Well, yes. We still need some special behavior for Windows (not just the nCmdShow
stuff). On Windows, we cannot just return from main as usual. We have to signal that we’re quitting the application with an exit code and then wait for the quit message, containing the real exit code. Oh dear. Also we might get the quit message before the program is done. Of course, in that case, we also return the message’s exit code parameter.
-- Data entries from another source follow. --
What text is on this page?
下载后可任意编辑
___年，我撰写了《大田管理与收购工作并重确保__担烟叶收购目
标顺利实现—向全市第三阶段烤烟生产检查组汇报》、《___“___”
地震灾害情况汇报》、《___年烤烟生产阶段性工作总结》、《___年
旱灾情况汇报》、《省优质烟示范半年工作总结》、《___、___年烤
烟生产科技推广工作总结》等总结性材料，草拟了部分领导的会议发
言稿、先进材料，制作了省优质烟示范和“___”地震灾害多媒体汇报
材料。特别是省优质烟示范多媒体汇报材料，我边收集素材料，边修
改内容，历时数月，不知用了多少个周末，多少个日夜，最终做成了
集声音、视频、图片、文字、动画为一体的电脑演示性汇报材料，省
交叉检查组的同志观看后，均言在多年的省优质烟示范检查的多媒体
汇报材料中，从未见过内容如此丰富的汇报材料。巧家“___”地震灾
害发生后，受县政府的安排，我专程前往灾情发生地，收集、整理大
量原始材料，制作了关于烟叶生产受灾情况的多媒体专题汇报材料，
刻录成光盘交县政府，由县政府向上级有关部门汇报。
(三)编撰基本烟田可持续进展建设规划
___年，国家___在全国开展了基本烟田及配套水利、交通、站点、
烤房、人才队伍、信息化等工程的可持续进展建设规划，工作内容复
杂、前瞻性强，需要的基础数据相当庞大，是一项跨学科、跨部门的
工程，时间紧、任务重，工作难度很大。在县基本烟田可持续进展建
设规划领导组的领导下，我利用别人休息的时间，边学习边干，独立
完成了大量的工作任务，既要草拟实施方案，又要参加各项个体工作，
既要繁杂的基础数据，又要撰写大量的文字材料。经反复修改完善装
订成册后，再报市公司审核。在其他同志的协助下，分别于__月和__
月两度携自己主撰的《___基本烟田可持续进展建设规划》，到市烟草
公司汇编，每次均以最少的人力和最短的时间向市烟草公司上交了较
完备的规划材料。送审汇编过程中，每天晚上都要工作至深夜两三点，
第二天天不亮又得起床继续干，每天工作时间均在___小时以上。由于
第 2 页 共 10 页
To signal our application exit, we can explicitly post Windows’ application quit message, WM_QUIT
using the function PostQuitMessage
. This function gets the exit code as its parameter. After sending the message, your message dispatching loop should wait for the WM_QUIT
message and then break.
A note about Qt
To a Qt programmer, all this WinMain
stuff sounds unnecessary. Almost all Qt examples just use a main
function and everything still works as expected (so you don’t have a console window open all the time). I was curious on how they achieve that and did a little digging. It turns out that if you specify to build your application as a graphical application and you don’t create a WinMain
, you will get a linker error unless you link a special library to your program. This suggests that this special library contains the WinMain
function which calls the user main
function. If that is the case, then the Qt guys rely on undefined behavior, since even forward-declaring main is prohibited, let alone call it from the outside. One might correct me if I missed something here.